The sky was turning dark, and it was getting hard to see. The sun was gone, and I could see tiny white lights in the sky begin to appear. I didn’t want to see them; we were still a long way from home, and now we would need to hurry.
I was scared, really scared, but I couldn’t let her know that. I held her hand really tight and kept walking. We were alone out there—everyone else, and there weren’t a lot—had gone inside and sealed up their homes. They were smart.
“Scott… slow down,” she pleaded.
I knew I was walking too fast for her little six year old legs, but I didn’t have a choice. If we weren’t indoors soon, then the Howlers would get us, and I wasn’t gonna let that happen, no matter what. So I kept walking and I tried to keep my voice gentle, just like mom did when she talked to us. “We have to keep going, Maggie,” I urged her along, walking even faster. Then I lied. I know I shouldn’t have, but she needed to hear it. “We’re almost there.”
I looked up at the sky, which was getting blacker by the second. We’re not gonna make it.

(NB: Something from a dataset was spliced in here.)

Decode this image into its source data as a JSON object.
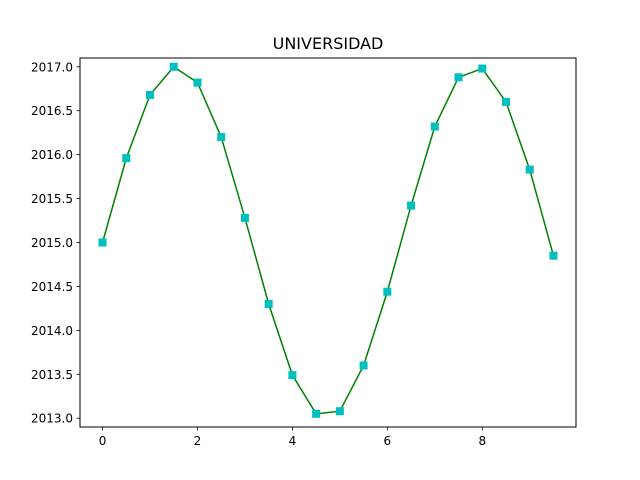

No! Had to think positive, like Dad taught us, I remembered. He taught me how to shoot, although I wasn’t very good at it. Still, I kept my other hand on the gun dad had given me, before he went out with the other hunters and never come back. The gun was big and really powerful (I think Dad called it a magnet or magnum or something like that), and it fired these huge bullets. They’d stop a Howler cold, until another one came around and woke it up.

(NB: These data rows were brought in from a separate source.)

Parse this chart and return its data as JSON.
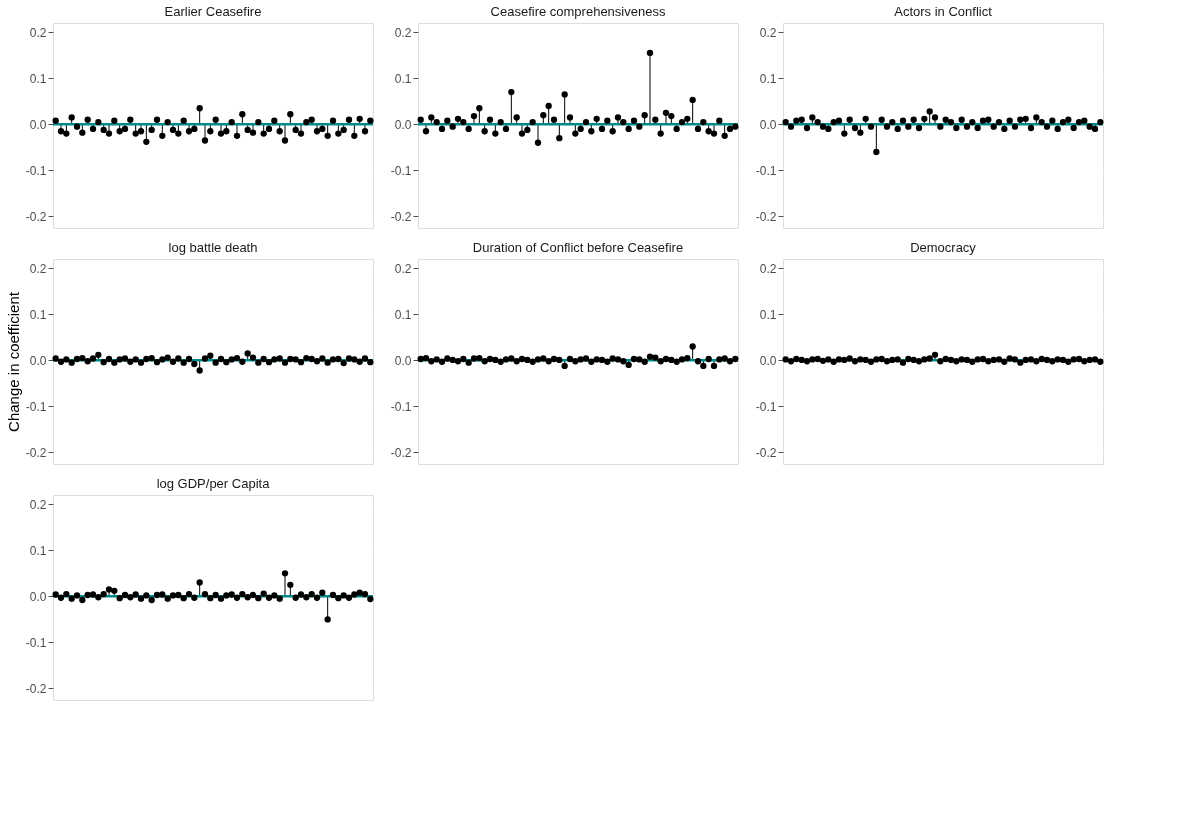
{
  "chart_data": [
    {
      "type": "lollipop",
      "title": "Earlier Ceasefire",
      "color": "#000000",
      "marker": "circle",
      "grid": "y",
      "tick_labels": "y",
      "ylim": [
        -0.225,
        0.22
      ],
      "yticks": [
        {
          "value": -0.2,
          "label": "-0.2"
        },
        {
          "value": -0.1,
          "label": "-0.1"
        },
        {
          "value": 0,
          "label": "0.0"
        },
        {
          "value": 0.1,
          "label": "0.1"
        },
        {
          "value": 0.2,
          "label": "0.2"
        }
      ],
      "ref_lines": [
        {
          "axis": "y",
          "value": 0,
          "color": "#008b8b"
        }
      ],
      "categories": [
        null,
        null,
        null,
        null,
        null,
        null,
        null,
        null,
        null,
        null,
        null,
        null,
        null,
        null,
        null,
        null,
        null,
        null,
        null,
        null,
        null,
        null,
        null,
        null,
        null,
        null,
        null,
        null,
        null,
        null,
        null,
        null,
        null,
        null,
        null,
        null,
        null,
        null,
        null,
        null,
        null,
        null,
        null,
        null,
        null,
        null,
        null,
        null,
        null,
        null,
        null,
        null,
        null,
        null,
        null,
        null,
        null,
        null,
        null,
        null
      ],
      "values": [
        0.008,
        -0.015,
        -0.02,
        0.015,
        -0.005,
        -0.018,
        0.01,
        -0.01,
        0.005,
        -0.012,
        -0.02,
        0.008,
        -0.015,
        -0.01,
        0.01,
        -0.02,
        -0.015,
        -0.038,
        -0.012,
        0.01,
        -0.025,
        0.005,
        -0.012,
        -0.02,
        0.008,
        -0.015,
        -0.01,
        0.035,
        -0.035,
        -0.015,
        0.01,
        -0.02,
        -0.015,
        0.005,
        -0.025,
        0.022,
        -0.012,
        -0.018,
        0.005,
        -0.02,
        -0.01,
        0.008,
        -0.015,
        -0.035,
        0.022,
        -0.012,
        -0.02,
        0.005,
        0.01,
        -0.015,
        -0.01,
        -0.025,
        0.008,
        -0.02,
        -0.012,
        0.01,
        -0.025,
        0.012,
        -0.015,
        0.008
      ]
    },
    {
      "type": "lollipop",
      "title": "Ceasefire comprehensiveness",
      "color": "#000000",
      "marker": "circle",
      "grid": "y",
      "ylim": [
        -0.225,
        0.22
      ],
      "yticks": [
        {
          "value": -0.2,
          "label": "-0.2"
        },
        {
          "value": -0.1,
          "label": "-0.1"
        },
        {
          "value": 0,
          "label": "0.0"
        },
        {
          "value": 0.1,
          "label": "0.1"
        },
        {
          "value": 0.2,
          "label": "0.2"
        }
      ],
      "ref_lines": [
        {
          "axis": "y",
          "value": 0,
          "color": "#008b8b"
        }
      ],
      "categories": [
        null,
        null,
        null,
        null,
        null,
        null,
        null,
        null,
        null,
        null,
        null,
        null,
        null,
        null,
        null,
        null,
        null,
        null,
        null,
        null,
        null,
        null,
        null,
        null,
        null,
        null,
        null,
        null,
        null,
        null,
        null,
        null,
        null,
        null,
        null,
        null,
        null,
        null,
        null,
        null,
        null,
        null,
        null,
        null,
        null,
        null,
        null,
        null,
        null,
        null,
        null,
        null,
        null,
        null,
        null,
        null,
        null,
        null,
        null,
        null
      ],
      "values": [
        0.01,
        -0.015,
        0.015,
        0.005,
        -0.01,
        0.008,
        -0.005,
        0.012,
        0.005,
        -0.01,
        0.018,
        0.035,
        -0.015,
        0.01,
        -0.02,
        0.005,
        -0.01,
        0.07,
        0.015,
        -0.02,
        -0.012,
        0.005,
        -0.04,
        0.02,
        0.04,
        0.01,
        -0.03,
        0.065,
        0.015,
        -0.02,
        -0.01,
        0.005,
        -0.015,
        0.012,
        -0.01,
        0.008,
        -0.015,
        0.015,
        0.005,
        -0.01,
        0.008,
        -0.005,
        0.02,
        0.155,
        0.01,
        -0.02,
        0.025,
        0.018,
        -0.01,
        0.005,
        0.012,
        0.053,
        -0.01,
        0.005,
        -0.015,
        -0.02,
        0.008,
        -0.025,
        -0.01,
        -0.005
      ]
    },
    {
      "type": "lollipop",
      "title": "Actors in Conflict",
      "color": "#000000",
      "marker": "circle",
      "grid": "y",
      "ylim": [
        -0.225,
        0.22
      ],
      "yticks": [
        {
          "value": -0.2,
          "label": "-0.2"
        },
        {
          "value": -0.1,
          "label": "-0.1"
        },
        {
          "value": 0,
          "label": "0.0"
        },
        {
          "value": 0.1,
          "label": "0.1"
        },
        {
          "value": 0.2,
          "label": "0.2"
        }
      ],
      "ref_lines": [
        {
          "axis": "y",
          "value": 0,
          "color": "#008b8b"
        }
      ],
      "categories": [
        null,
        null,
        null,
        null,
        null,
        null,
        null,
        null,
        null,
        null,
        null,
        null,
        null,
        null,
        null,
        null,
        null,
        null,
        null,
        null,
        null,
        null,
        null,
        null,
        null,
        null,
        null,
        null,
        null,
        null,
        null,
        null,
        null,
        null,
        null,
        null,
        null,
        null,
        null,
        null,
        null,
        null,
        null,
        null,
        null,
        null,
        null,
        null,
        null,
        null,
        null,
        null,
        null,
        null,
        null,
        null,
        null,
        null,
        null,
        null
      ],
      "values": [
        0.005,
        -0.005,
        0.008,
        0.01,
        -0.008,
        0.015,
        0.005,
        -0.005,
        -0.01,
        0.005,
        0.008,
        -0.02,
        0.01,
        -0.008,
        -0.018,
        0.012,
        -0.005,
        -0.06,
        0.01,
        -0.005,
        0.005,
        -0.01,
        0.008,
        -0.005,
        0.01,
        -0.008,
        0.012,
        0.028,
        0.015,
        -0.005,
        0.01,
        0.005,
        -0.008,
        0.01,
        -0.005,
        0.005,
        -0.008,
        0.008,
        0.01,
        -0.005,
        0.005,
        -0.01,
        0.008,
        -0.005,
        0.01,
        0.012,
        -0.008,
        0.015,
        0.005,
        -0.005,
        0.008,
        -0.01,
        0.005,
        0.01,
        -0.008,
        0.005,
        0.008,
        -0.005,
        -0.01,
        0.005
      ]
    },
    {
      "type": "lollipop",
      "title": "log battle death",
      "ylabel": "Change in coefficient",
      "color": "#000000",
      "marker": "circle",
      "grid": "y",
      "tick_labels": "y",
      "ylim": [
        -0.225,
        0.22
      ],
      "yticks": [
        {
          "value": -0.2,
          "label": "-0.2"
        },
        {
          "value": -0.1,
          "label": "-0.1"
        },
        {
          "value": 0,
          "label": "0.0"
        },
        {
          "value": 0.1,
          "label": "0.1"
        },
        {
          "value": 0.2,
          "label": "0.2"
        }
      ],
      "ref_lines": [
        {
          "axis": "y",
          "value": 0,
          "color": "#008b8b"
        }
      ],
      "categories": [
        null,
        null,
        null,
        null,
        null,
        null,
        null,
        null,
        null,
        null,
        null,
        null,
        null,
        null,
        null,
        null,
        null,
        null,
        null,
        null,
        null,
        null,
        null,
        null,
        null,
        null,
        null,
        null,
        null,
        null,
        null,
        null,
        null,
        null,
        null,
        null,
        null,
        null,
        null,
        null,
        null,
        null,
        null,
        null,
        null,
        null,
        null,
        null,
        null,
        null,
        null,
        null,
        null,
        null,
        null,
        null,
        null,
        null,
        null,
        null
      ],
      "values": [
        0.004,
        -0.003,
        0.002,
        -0.005,
        0.003,
        0.005,
        -0.002,
        0.004,
        0.012,
        -0.004,
        0.003,
        -0.005,
        0.002,
        0.004,
        -0.003,
        0.002,
        -0.005,
        0.003,
        0.005,
        -0.004,
        0.002,
        0.006,
        -0.003,
        0.004,
        -0.005,
        0.003,
        -0.008,
        -0.022,
        0.004,
        0.01,
        -0.005,
        0.003,
        -0.004,
        0.002,
        0.005,
        -0.003,
        0.015,
        0.006,
        -0.005,
        0.003,
        -0.004,
        0.002,
        0.004,
        -0.005,
        0.003,
        0.002,
        -0.004,
        0.005,
        0.003,
        -0.002,
        0.004,
        -0.005,
        0.002,
        0.003,
        -0.006,
        0.004,
        0.002,
        -0.003,
        0.004,
        -0.004
      ]
    },
    {
      "type": "lollipop",
      "title": "Duration of Conflict before Ceasefire",
      "color": "#000000",
      "marker": "circle",
      "grid": "y",
      "ylim": [
        -0.225,
        0.22
      ],
      "yticks": [
        {
          "value": -0.2,
          "label": "-0.2"
        },
        {
          "value": -0.1,
          "label": "-0.1"
        },
        {
          "value": 0,
          "label": "0.0"
        },
        {
          "value": 0.1,
          "label": "0.1"
        },
        {
          "value": 0.2,
          "label": "0.2"
        }
      ],
      "ref_lines": [
        {
          "axis": "y",
          "value": 0,
          "color": "#008b8b"
        }
      ],
      "categories": [
        null,
        null,
        null,
        null,
        null,
        null,
        null,
        null,
        null,
        null,
        null,
        null,
        null,
        null,
        null,
        null,
        null,
        null,
        null,
        null,
        null,
        null,
        null,
        null,
        null,
        null,
        null,
        null,
        null,
        null,
        null,
        null,
        null,
        null,
        null,
        null,
        null,
        null,
        null,
        null,
        null,
        null,
        null,
        null,
        null,
        null,
        null,
        null,
        null,
        null,
        null,
        null,
        null,
        null,
        null,
        null,
        null,
        null,
        null,
        null
      ],
      "values": [
        0.003,
        0.005,
        -0.002,
        0.002,
        -0.003,
        0.004,
        0.001,
        -0.002,
        0.003,
        -0.005,
        0.004,
        0.005,
        -0.002,
        0.003,
        0.001,
        -0.003,
        0.002,
        0.004,
        -0.002,
        0.003,
        0.001,
        -0.003,
        0.002,
        0.004,
        -0.002,
        0.003,
        0.001,
        -0.012,
        0.003,
        -0.002,
        0.002,
        0.004,
        -0.003,
        0.002,
        0.001,
        -0.003,
        0.004,
        0.002,
        -0.002,
        -0.01,
        0.003,
        0.002,
        -0.003,
        0.008,
        0.006,
        -0.002,
        0.003,
        0.001,
        -0.003,
        0.002,
        0.005,
        0.03,
        -0.002,
        -0.012,
        0.003,
        -0.012,
        0.002,
        0.004,
        -0.002,
        0.003
      ]
    },
    {
      "type": "lollipop",
      "title": "Democracy",
      "color": "#000000",
      "marker": "circle",
      "grid": "y",
      "ylim": [
        -0.225,
        0.22
      ],
      "yticks": [
        {
          "value": -0.2,
          "label": "-0.2"
        },
        {
          "value": -0.1,
          "label": "-0.1"
        },
        {
          "value": 0,
          "label": "0.0"
        },
        {
          "value": 0.1,
          "label": "0.1"
        },
        {
          "value": 0.2,
          "label": "0.2"
        }
      ],
      "ref_lines": [
        {
          "axis": "y",
          "value": 0,
          "color": "#008b8b"
        }
      ],
      "categories": [
        null,
        null,
        null,
        null,
        null,
        null,
        null,
        null,
        null,
        null,
        null,
        null,
        null,
        null,
        null,
        null,
        null,
        null,
        null,
        null,
        null,
        null,
        null,
        null,
        null,
        null,
        null,
        null,
        null,
        null,
        null,
        null,
        null,
        null,
        null,
        null,
        null,
        null,
        null,
        null,
        null,
        null,
        null,
        null,
        null,
        null,
        null,
        null,
        null,
        null,
        null,
        null,
        null,
        null,
        null,
        null,
        null,
        null,
        null,
        null
      ],
      "values": [
        0.002,
        -0.002,
        0.003,
        0.001,
        -0.002,
        0.002,
        0.003,
        -0.001,
        0.002,
        -0.003,
        0.002,
        0.001,
        0.004,
        -0.002,
        0.002,
        0.001,
        -0.003,
        0.002,
        0.003,
        -0.002,
        0.001,
        0.002,
        -0.005,
        0.003,
        0.001,
        -0.002,
        0.002,
        0.004,
        0.012,
        -0.002,
        0.003,
        0.001,
        -0.002,
        0.002,
        0.001,
        -0.003,
        0.002,
        0.003,
        -0.002,
        0.001,
        0.002,
        -0.003,
        0.004,
        0.002,
        -0.005,
        0.001,
        0.002,
        -0.002,
        0.003,
        0.001,
        -0.002,
        0.002,
        0.001,
        -0.003,
        0.002,
        0.003,
        -0.002,
        0.001,
        0.002,
        -0.003
      ]
    },
    {
      "type": "lollipop",
      "title": "log GDP/per Capita",
      "color": "#000000",
      "marker": "circle",
      "grid": "y",
      "tick_labels": "y",
      "ylim": [
        -0.225,
        0.22
      ],
      "yticks": [
        {
          "value": -0.2,
          "label": "-0.2"
        },
        {
          "value": -0.1,
          "label": "-0.1"
        },
        {
          "value": 0,
          "label": "0.0"
        },
        {
          "value": 0.1,
          "label": "0.1"
        },
        {
          "value": 0.2,
          "label": "0.2"
        }
      ],
      "ref_lines": [
        {
          "axis": "y",
          "value": 0,
          "color": "#008b8b"
        }
      ],
      "categories": [
        null,
        null,
        null,
        null,
        null,
        null,
        null,
        null,
        null,
        null,
        null,
        null,
        null,
        null,
        null,
        null,
        null,
        null,
        null,
        null,
        null,
        null,
        null,
        null,
        null,
        null,
        null,
        null,
        null,
        null,
        null,
        null,
        null,
        null,
        null,
        null,
        null,
        null,
        null,
        null,
        null,
        null,
        null,
        null,
        null,
        null,
        null,
        null,
        null,
        null,
        null,
        null,
        null,
        null,
        null,
        null,
        null,
        null,
        null,
        null
      ],
      "values": [
        0.004,
        -0.003,
        0.005,
        -0.005,
        0.002,
        -0.008,
        0.003,
        0.004,
        -0.002,
        0.005,
        0.015,
        0.012,
        -0.004,
        0.003,
        -0.002,
        0.004,
        -0.005,
        0.002,
        -0.008,
        0.003,
        0.004,
        -0.005,
        0.002,
        0.003,
        -0.004,
        0.005,
        -0.003,
        0.03,
        0.005,
        -0.004,
        0.003,
        -0.005,
        0.002,
        0.004,
        -0.003,
        0.005,
        -0.002,
        0.003,
        -0.004,
        0.006,
        -0.003,
        0.002,
        -0.005,
        0.05,
        0.025,
        -0.003,
        0.004,
        -0.002,
        0.005,
        -0.003,
        0.008,
        -0.05,
        0.003,
        -0.004,
        0.002,
        -0.003,
        0.004,
        0.008,
        0.005,
        -0.006
      ]
    }
  ]
}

There were no buildings left, although I used to listen when Dad and other grown-ups would talk about the old days, when buildings were so big and tall that they reached all the way into the sky. The Howlers changed all of that; they could rip anything apart with those huge hands of theirs. They never died, either. That’s why there weren’t a lot of humans left…
Maggie tripped over a rock and fell to the ground, and she nearly took me with her. I turned back and spoke to her in a whisper: “Maggie, come on. We’re almost there. We have to hurry. We gotta go!” Howlers could hear everything for miles, and with the night being so close, they’d be out soon. I heard a coyote scream in the distance and I grabbed the gun Dad gave me, but I kept it in my pocket.
“Scott, I can’t, I’m so tired!” Maggie pleaded. “Please can we rest for a minute?”
The coyote screamed again, but I was used to it, so I wasn’t scared. Maggie had never been healthy, and it was dangerous to go all the way to see aunt Deara, but she was the only one who could make her medication anymore. Without it, Maggie couldn’t walk very far without getting tired, and her breathing got all weird.
I got her medication quickly from the pouch at my waist and almost jammed it into Maggie’s mouth. I pushed the plunger, and Maggie started breathing normally again.
The coyote screamed again. It sounded like it was getting closer, and I hoped I was right and it was just a coyote. It sounded like it was coming from just up the block, but it was too dark for me to see.
I pulled her to her feet. We still had a few miles to go—
Another shriek, and this one wasn’t a coyote. The noise was long and gargly, and it came from behind us.
“Maggie!” I whispered urgently, trying not to show my fear. “We gotta go now.”
I could see in her big brown eyes that she knew I was serious. She got up quickly and didn’t complain when I jerked her forward. I pulled the big gun out of my pocket and used my thumb to pull back the lever that meant I could pull the trigger. Any Howler that wanted my sister would have to kill me first.
The Howler screamed again; it was gaining on us. It was only about twenty feet away, but when I turned around, I couldn’t see anything. They could make themselves disappear and look like whatever they were close to. You didn’t see one until it was too late…
I held my sister’s hand and we began to run. We only had a few miles to go, and even as that thing began to scream and I heard the scraping of claws on the ground pursuing us, I had to believe we would be okay. We would be okay.